Bug 1 found — the harness captured the moment the checkbox state failed to persist after form re-render — **Found**The harness ran the customer-signup skill and captured the moment a checkbox state was silently lost when the form re-rendered. A traditional test recorder would have asked an LLM "did the checkbox stay checked?" — and the LLM, looking at the rendered HTML, might well have said yes.

Bug 1 fixed and verified — the same skill re-run after the underlying fix landed, with the checkbox state correctly persisted — **Fixed & verified**Same skill, re-run after the underlying fix landed. Checkbox state correctly persisted across re-render. Verdict from the deterministic verifier — not from any LLM's opinion.

Bug #3 — Enter key bypassed validation in auth flow

Bug 3 found — pressing Enter in the auth flow submitted the form without running client-side validation — **Found**Pressing Enter in the auth flow submitted the form without running the client-side validation that the Submit button triggered. The skill's screenshot is the source of truth — disk-verified, not LLM-asserted.

Bug 3 fixed and verified — the auth flow now validates correctly on Enter-key submission — **Fixed & verified**Validation now fires on Enter-key submission, matching the Submit-button path. The harness re-ran the skill, captured fresh evidence, and emitted PASS.

Both bugs are the kind that a green-on-paper test suite misses every time. They look fine if you ask an LLM. They fail if you check the actual rendered behaviour against an actual rule. That is the difference Agentic QA is built around.

Status

One customer in production. Designed for many.

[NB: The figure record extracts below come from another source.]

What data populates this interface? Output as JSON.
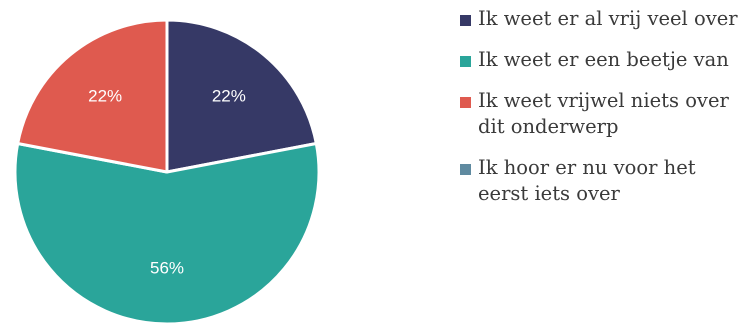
{
  "chart_data": {
    "type": "pie",
    "categories": [
      "Ik weet er al vrij veel over",
      "Ik weet er een beetje van",
      "Ik weet vrijwel niets over dit onderwerp",
      "Ik hoor er nu voor het eerst iets over"
    ],
    "values": [
      22,
      56,
      22,
      0
    ],
    "data_labels": [
      "22%",
      "56%",
      "22%",
      ""
    ],
    "colors": [
      "#363966",
      "#2aa59a",
      "#df5a4f",
      "#5f8aa0"
    ],
    "legend": "right",
    "unit": "%"
  }
}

Today's deployment is against the studio's own auto-services booking app — Auto Easy. The harness has hundreds of YAML skill definitions, dozens of historical test executions on disk, and a live operations dashboard that tracks the app's regression coverage in real time. Auto Easy is a serious AI-driven application — half-a-dozen LLM-touched flows, a domain that doesn't tolerate hallucinated bookings, real customers waiting on the other end. If the harness can hold the line for Auto Easy, it can hold the line for most applications of similar shape.

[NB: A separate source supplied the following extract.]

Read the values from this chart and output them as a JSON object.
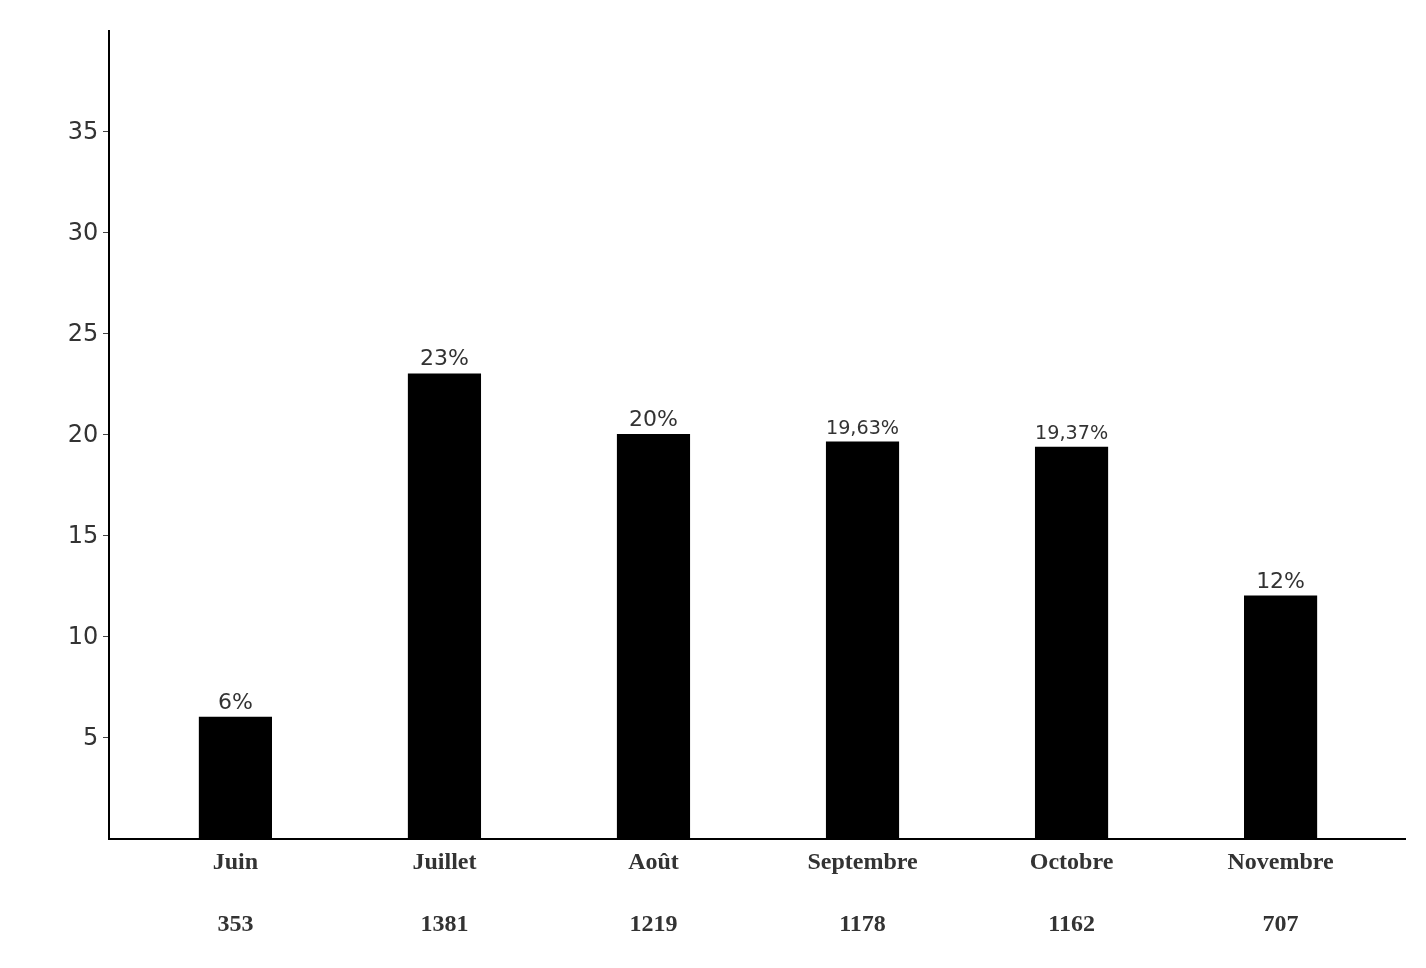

Auto Easy is the first customer, not the only one. Every primitive in the harness — YAML skills, deterministic verifier, evidence pipeline, integrity loop, command-center dashboard — is application-agnostic. The role tabs are configurable. The endpoints are configurable. The skill library is something a customer adopts as a starting point and grows on top of. The harness was architected from the start as a product the studio could sell to other software teams that need real regression coverage on AI-driven applications, not as a one-off internal tool.

Roadmap

Self-hosted today. Multi-tenant SaaS planned.

The current shape is a self-hosted harness — install it next to the application under test, point it at the dev server, run skills locally or in CI. That shape works for teams who want their test evidence on their own infrastructure, which most teams building AI-driven products do.

The next shape is a multi-tenant SaaS — managed instances, per-customer browser pools, S3-backed evidence storage, an auto-generation service that scans a customer's codebase and documentation to produce roles, use cases, and skill definitions automatically. The architecture is already organised around the service facades a SaaS evolution needs; the work to come is the productisation around them.

Today. Self-hosted harness. Single-tenant. Disk-backed evidence. Dashboard at localhost.
Next. Managed self-hosted — we install and operate the harness inside a customer's environment for them.
Later. Multi-tenant SaaS with auto-generation of skills from a customer's existing codebase and documentation.

Same harness underneath. Customers who want data residency stay self-hosted; customers who want zero ops adopt the SaaS when it ships.